Nucléaire iranien: les Européens ont lancé le rétablissement des sanctions contre Téhéran
Face à l’impasse des négociations sur le nucléaire iranien, la France, le Royaume-Uni et l’Allemagne ont mis jeudi 28 août leur menace à exécution : les pays surnommés E3 enclenché la procédure de rétablissement des sanctions internationales contre Téhéran dans 30 jours, via l’ONU. Téhéran, de son côté, a promis de « répondre de manière appropriée à cette action illégale et injustifiée ».
Les trois pays, surnommés E3, « souhaitent notifier le Conseil de sécurité que, sur la base de preuves factuelles, le E3 estime que l’Iran est en position de non-respect important de ses engagements » en vertu de l’accord sur le nucléaire de 2015, le JCPOA, et « invoquent ainsi le mécanisme connu sous le nom du snapback ». Celui-ci ouvre un processus de 30 jours permettant de réimposer toute une série de sanctions suspendues il y a 10 ans, indique la lettre.
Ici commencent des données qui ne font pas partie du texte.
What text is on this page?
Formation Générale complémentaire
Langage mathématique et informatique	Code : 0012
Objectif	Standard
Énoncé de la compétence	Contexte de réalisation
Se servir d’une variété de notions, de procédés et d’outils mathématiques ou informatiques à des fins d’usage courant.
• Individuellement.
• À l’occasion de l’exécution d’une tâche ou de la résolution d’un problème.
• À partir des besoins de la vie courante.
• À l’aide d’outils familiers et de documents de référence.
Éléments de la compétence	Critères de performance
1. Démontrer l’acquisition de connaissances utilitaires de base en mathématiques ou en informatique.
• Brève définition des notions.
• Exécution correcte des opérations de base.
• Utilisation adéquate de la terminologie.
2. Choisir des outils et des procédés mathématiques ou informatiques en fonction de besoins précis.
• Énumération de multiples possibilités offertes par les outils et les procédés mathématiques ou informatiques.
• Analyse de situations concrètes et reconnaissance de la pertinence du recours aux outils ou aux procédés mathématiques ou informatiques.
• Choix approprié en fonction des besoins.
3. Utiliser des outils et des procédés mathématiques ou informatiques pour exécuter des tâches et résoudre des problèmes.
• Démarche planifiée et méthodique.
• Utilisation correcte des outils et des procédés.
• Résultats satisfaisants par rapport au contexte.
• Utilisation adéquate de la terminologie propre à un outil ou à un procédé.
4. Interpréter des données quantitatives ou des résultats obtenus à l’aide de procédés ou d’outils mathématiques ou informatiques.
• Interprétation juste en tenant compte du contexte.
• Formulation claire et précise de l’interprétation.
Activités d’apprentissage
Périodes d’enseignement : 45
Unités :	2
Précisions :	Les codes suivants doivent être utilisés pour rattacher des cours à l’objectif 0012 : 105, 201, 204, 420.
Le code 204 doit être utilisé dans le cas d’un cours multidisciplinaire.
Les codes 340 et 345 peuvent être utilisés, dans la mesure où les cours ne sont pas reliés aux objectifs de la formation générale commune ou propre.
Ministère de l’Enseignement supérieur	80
Dans un communiqué de la diplomatie iranienne, « le ministère iranien des Affaires étrangères Abbas Araghchi a déclaré que l’Iran répondrait de manière appropriée à cette action illégale et injustifiée », a-t-il annoncé à l’issue d’un appel téléphonique entre M. Araghchi et ses homologues français, allemand et britannique. Même son de cloche du côté de l’ambassadeur russe à l’ONU, pour qui cette décision n’a « absolument aucune base légale ».
Signé par le E3, l’Iran, les États-Unis, la Chine et la Russie, le JCPOA suspend diverses sanctions économiques internationales prises par l’ONU contre l’Iran. Le gouvernement iranien, qui avait lancé un programme nucléaire secret, est accusé de vouloir se doter de l’arme atomique, ce qu’il réfute. L’accord avait été dénoncé en 2018 par les États-Unis qui ont rétabli leur propre volet de sanctions.
Le E3 menaçait de rétablir les sanctions avant l’expiration du mécanisme du « snapnack » le 18 octobre, faute de solution négociée.